Longstone are one of those groups who’ve always been ‘there’ in the corner of the eye, seldom evoking more than the faint memory of one of their 7”/10”s, bonus CDs on assorted labels or appearances on radio shows like Mixing It. Attentive listening reveals this to be an injustice, but not inexplicable: very much at home are they among loose structures, seemingly disinclined to clear, defining statements when a ‘first thought, best thought’ approach will do. Such caprice guides their hand through bit-crunched Kosmiche and off-colour sound collages that would come across as cack-handed from lesser talents than these fine men, namely mainstays, Mikes Cross and Ward. No exception to this trend is their fittingly titled Risaikuru (i.e. ‘Recycle’) 12”, the latest episode in their ongoing treatment of themes Japanese, following Kabuki (2008), Sakura (2011) and Pavilion (2012).

This is the first however to diverge from explicitly Japanese concepts. Unlike kabuki or sakura, the last time I checked, recycling was quite unknown to many Japanese households, their domestic waste being divisible into ‘burnable’ and ‘non-burnable’ categories. This is a very different kind of recycling. Picking up where the tsunami-themed Sakura left off, Risaikuru sets aside the victimhood typically allocated to those visited by natural disaster, to consider life beyond: on the ingenuity exhibited during subsequent recovery efforts. Like a temporary shanty town constructed from found fragments, this rough and ready assemblage patches together field recordings and blasts of dense atonality, western approximations of traditional Japanese music and other intriguing oddments, mingling and merging like the flotsam it purports to be.

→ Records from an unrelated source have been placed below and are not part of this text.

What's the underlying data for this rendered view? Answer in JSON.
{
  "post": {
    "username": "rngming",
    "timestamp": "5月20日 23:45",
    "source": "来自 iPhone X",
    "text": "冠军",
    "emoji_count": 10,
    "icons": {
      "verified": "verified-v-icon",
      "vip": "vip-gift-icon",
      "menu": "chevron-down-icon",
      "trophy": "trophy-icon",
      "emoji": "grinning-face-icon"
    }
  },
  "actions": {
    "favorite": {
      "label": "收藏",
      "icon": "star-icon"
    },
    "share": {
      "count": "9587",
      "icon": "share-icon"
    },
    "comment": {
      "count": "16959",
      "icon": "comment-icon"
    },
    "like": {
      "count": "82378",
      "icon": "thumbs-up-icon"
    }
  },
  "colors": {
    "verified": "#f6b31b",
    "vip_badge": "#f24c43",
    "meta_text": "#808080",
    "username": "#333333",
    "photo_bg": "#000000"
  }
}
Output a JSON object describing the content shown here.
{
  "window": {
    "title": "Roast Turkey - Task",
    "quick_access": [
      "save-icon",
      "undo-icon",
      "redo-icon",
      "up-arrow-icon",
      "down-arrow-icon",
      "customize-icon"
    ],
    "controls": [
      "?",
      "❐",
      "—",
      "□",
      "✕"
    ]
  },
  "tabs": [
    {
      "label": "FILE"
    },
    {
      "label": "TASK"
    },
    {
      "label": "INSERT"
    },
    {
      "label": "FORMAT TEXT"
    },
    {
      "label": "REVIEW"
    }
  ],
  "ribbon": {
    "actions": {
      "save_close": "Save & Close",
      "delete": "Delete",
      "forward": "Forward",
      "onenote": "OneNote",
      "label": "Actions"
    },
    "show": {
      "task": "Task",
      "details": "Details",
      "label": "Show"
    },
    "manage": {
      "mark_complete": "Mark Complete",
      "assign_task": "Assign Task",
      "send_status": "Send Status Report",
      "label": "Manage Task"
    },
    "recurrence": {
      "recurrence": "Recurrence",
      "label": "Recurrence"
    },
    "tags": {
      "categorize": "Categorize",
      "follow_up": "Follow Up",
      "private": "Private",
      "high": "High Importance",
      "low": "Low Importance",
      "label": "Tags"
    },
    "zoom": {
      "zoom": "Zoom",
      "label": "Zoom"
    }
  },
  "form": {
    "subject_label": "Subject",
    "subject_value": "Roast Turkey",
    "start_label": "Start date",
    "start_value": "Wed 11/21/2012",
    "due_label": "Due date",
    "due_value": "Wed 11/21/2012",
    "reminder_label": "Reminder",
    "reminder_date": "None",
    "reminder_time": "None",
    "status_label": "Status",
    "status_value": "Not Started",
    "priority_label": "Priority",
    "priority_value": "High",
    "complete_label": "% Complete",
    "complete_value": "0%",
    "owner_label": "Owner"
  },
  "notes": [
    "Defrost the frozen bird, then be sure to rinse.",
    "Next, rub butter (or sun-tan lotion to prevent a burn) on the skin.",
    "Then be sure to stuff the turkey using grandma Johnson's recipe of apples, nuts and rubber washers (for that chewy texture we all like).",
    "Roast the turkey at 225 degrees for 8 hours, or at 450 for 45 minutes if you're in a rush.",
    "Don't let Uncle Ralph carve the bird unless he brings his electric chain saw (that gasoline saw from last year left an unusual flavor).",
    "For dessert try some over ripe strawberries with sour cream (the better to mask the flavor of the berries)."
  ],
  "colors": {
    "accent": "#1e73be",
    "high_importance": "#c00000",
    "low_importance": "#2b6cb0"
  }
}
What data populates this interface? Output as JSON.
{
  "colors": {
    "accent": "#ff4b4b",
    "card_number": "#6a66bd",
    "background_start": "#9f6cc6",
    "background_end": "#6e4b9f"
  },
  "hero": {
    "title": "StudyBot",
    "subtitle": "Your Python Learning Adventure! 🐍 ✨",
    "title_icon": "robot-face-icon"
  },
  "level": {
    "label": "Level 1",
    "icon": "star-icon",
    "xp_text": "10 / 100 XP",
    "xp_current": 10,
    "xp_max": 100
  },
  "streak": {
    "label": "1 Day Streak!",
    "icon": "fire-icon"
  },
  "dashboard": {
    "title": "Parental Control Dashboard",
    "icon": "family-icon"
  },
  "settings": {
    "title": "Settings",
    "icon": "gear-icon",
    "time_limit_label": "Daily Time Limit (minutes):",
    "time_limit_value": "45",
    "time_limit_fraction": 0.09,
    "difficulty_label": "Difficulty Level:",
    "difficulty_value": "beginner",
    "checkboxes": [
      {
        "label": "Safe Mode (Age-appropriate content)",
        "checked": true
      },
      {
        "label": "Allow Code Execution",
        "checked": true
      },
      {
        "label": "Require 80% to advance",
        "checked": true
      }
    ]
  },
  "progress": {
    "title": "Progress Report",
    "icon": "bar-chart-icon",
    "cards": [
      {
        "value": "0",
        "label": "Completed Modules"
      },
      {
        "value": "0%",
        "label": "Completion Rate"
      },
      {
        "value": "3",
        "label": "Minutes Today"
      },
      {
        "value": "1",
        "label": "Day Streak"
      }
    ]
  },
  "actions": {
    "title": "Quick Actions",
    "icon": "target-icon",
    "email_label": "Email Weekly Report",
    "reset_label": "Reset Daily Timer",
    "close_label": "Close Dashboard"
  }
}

Each member of Longstone (boosted on this occasion to five strong) took inspiration for their respective musical contributions from two photographs taken by Mike Ward in Miyagi in 2013. Neither picture is especially remarkable in itself: Onagawa shows soil, soil and soil. Enoshima depicts the final resting place of tsunami-borne objects upon a hill on the tiny island of the same name. Nor are they evocative of the chaos or trauma of the 2011 disaster. Rather, they represent the cyclical processes of digestion and recomposition that followed the event: the earth that consumes and recycles the dead as new life. This informs Ward’s sequential structure: rather than overwhelm the listener with granulated audio minutiae, he honours his bandmates’ statements by allowing them to proceed uninterrupted. This is collage, not concrète. And he achieves a surprisingly coherent structure given that it accommodates everything from squawking seagulls to shrieking, martial lunges on the shô (the 17-piped mouth organ of Gagaku fame); jerky oriental jamming on a homemade cigar box guitar and idyllic, electronic, rain-dappled dithering. Each contribution contributes to the magical sense of Japan, one perhaps envisioned in the limited colour range of ukiyoe, and infused by some Divine Wind.